Strengths and limitations
The main strength of this study was that we assessed tracking over 15 years according to a dietary intervention, which has not been done before. Further, we used all six measurements and a suitable statistical test, providing knowledge into trajectories over time. We compared tracking coefficients derived from two dietary methods; FFQ and 24-h recall, where FFQ, is suitable for assessing tracking and gives an indication of habitual consumption . Another strength of the present study is that both unhealthy and healthy dietary variables were studied, which provides a broader insight into dietary behaviour from childhood to adulthood.
Longitudinal studies are prone to loss of participants at follow-up, and this study is no exception. In 2009, the survey was sent to participants by regular mail. In addition, the participants had to send their completed survey back by regular mail. The delivery and return of the survey most likely led to the low participation in 2009. However, drop-out was much smaller for the other surveys. We performed two drop-out analyses which showed that drop-outs or subjects with one or several missing measurements, generally had a lower weekly consumption of fruit and vegetables and higher consumption of unhealthy snacks. Further, girls and subjects with higher educated parents were better represented at the follow-ups. The rather large drop-out may have affected the results, however, we used mixed models for repeated measurements, which is an analysis that handles data with missing observations. Although we adjusted for sex and parental education, there might be other confounders e.g. total energy consumed which we did not have the opportunity to control for. The population in the FVMM is not a representative sample of the Norwegian population regarding parental education. In 1999, 28,5% of the population in Norway aged 34–44 years had higher education, which is lower than observed in the FVMM study .
The main challenge of estimating tracking coefficients for eating behaviour lies in measurement challenges, as eating behaviour can be highly variable both within and between days for an individual. Therefore, we don’t know how much of the low to moderate tracking coefficient may be explained by measurement error. In addition, all methods for collecting self-reported dietary data have well-known limitations .

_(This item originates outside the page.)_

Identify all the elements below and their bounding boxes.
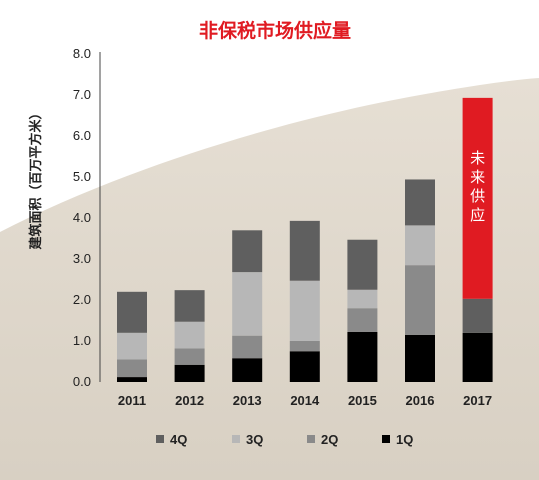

Another limitation of this study is the Norwegian School Fruit Scheme (NSFS). The NSFS is a paid subscription program providing daily fruit to pupils at school, while the FVMM intervention was operating. Initially, schools could decide if they wanted to participate in the program. At participating schools’ parents could decide if they wanted to subscribe. All 29 FVMM control schools in the were given the opportunity to participate in the NSFS. Nine control schools participated, and 20 control schools declined to participate in the programme in the school year 2001/2002. In the nine control schools participating, there were both subscribers and non-subscribers (41% of the pupils subscribed).
Another limitation of the present study was the use of a non-validated measure for unhealthy snacks. Additionally, unhealthy snacks are a combined measure, which included both information about soda, crisps and candy/chocolate consumption. Therefore, we were not able to identify the contribution of the different snacks items to the tracking coefficient and how the foods would track separately.